妻が捏造を事実として公の場に出したなら、そのすべてを認めることが彼女への最後のはなむけになる、と思いました。
懲役3か月、執行猶予3年という単に印だけの判決を受け、刑務官の先導で裁判所を出る時、担当刑事2人が傍聴席から声をかけてきた。点数稼ぎだけのためにDV事件を捏造して、おれを刑事犯にしたやつら。
「どうもお世話になりました」
「もう川崎には来るなよ」
皮肉も通じないやつら。もちろん翌日には移転届けを取りにきた。それまでぼくの住民票は別れた妻子と同じところにあったと思い皮肉な面白さを感じました。
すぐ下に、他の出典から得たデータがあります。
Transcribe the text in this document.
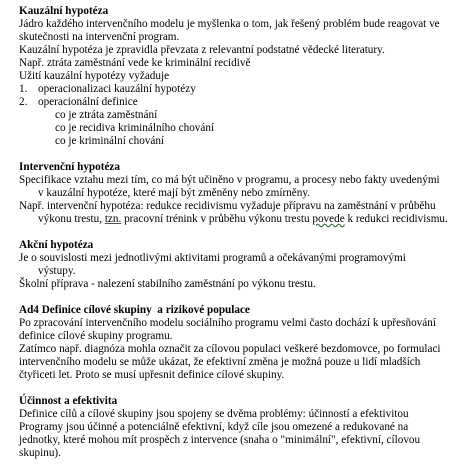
Kauzální hypotéza
Jádro každého intervenčního modelu je myšlenka o tom, jak řešený problém bude reagovat ve
skutečnosti na intervenční program.
Kauzální hypotéza je zpravidla převzata z relevantní podstatné vědecké literatury.
Např. ztráta zaměstnání vede ke kriminální recidivě
Užití kauzální hypotézy vyžaduje
1. operacionalizaci kauzální hypotézy
2. operacionální definice
co je ztráta zaměstnání
co je recidiva kriminálního chování
co je kriminální chování
Intervenční hypotéza
Specifikace vztahu mezi tím, co má být učiněno v programu, a procesy nebo fakty uvedenými
v kauzální hypotéze, které mají být změněny nebo zmírněny.
Např. intervenční hypotéza: redukce recidivismu vyžaduje přípravu na zaměstnání v průběhu
výkonu trestu, tzn. pracovní trénink v průběhu výkonu trestu povede k redukci recidivismu.
Akční hypotéza
Je o souvislosti mezi jednotlivými aktivitami programů a očekávanými programovými
výstupy.
Školní příprava - nalezení stabilního zaměstnání po výkonu trestu.
Ad4 Definice cílové skupiny  a rizikové populace
Po zpracování intervenčního modelu sociálního programu velmi často dochází k upřesňování
definice cílové skupiny programu.
Zatímco např. diagnóza mohla označit za cílovou populaci veškeré bezdomovce, po formulaci
intervenčního modelu se může ukázat, že efektivní změna je možná pouze u lidí mladších
čtyřiceti let. Proto se musí upřesnit definice cílové skupiny.
Účinnost a efektivita
Definice cílů a cílové skupiny jsou spojeny se dvěma problémy: účinností a efektivitou
Programy jsou účinné a potenciálně efektivní, když cíle jsou omezené a redukované na
jednotky, které mohou mít prospěch z intervence (snaha o "minimální", efektivní, cílovou
skupinu).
1度だけ肩をつかみ「もういい加減にしてくれ!」と額をコツンとやったことはある。精神的DVと言われたら返す言葉はありません。
郵政省民営化を前に、妻は朝早く夜遅く、ぼくは気管支炎をこじらせながら家事と育児を全部やっていましたから、妻の帰りが早いか遅いかはぼくの健康状態にとって死活問題でした。その数か月前にも妻の帰宅が遅い時期が続き、娘たちの夕食・入浴・寝かしつけを一手にして、気管支炎から肺炎を起こしたことがあったのです。
口論も妻からの連絡があてにならないことからでした。残業続きでとても大変なのはわかるし、ぼくの方が家事専業になったのを内心不服に思っているのも判る。でもきちんと帰りの見込み時間を連絡してくれないと「今日はママいつ帰ってくるの?」と娘たちを待たせるかどうかも変ってくる。遅くなるのも仕方ないから連絡だけはほしい。
そんな口論をDV指定の根拠にされたわけです。その年の県の新条令だと知ったのは釈放後。新条令には条令違犯が必要、と格好の餌食になった。市の法律相談で、この条令は家を出た妻子に夫がつきまとえないようにするためで、ぼくの場合自分の意志で別居しているから適用するのは拡大解釈ではないか、と教示されました。先に有罪あり。後のまつりです。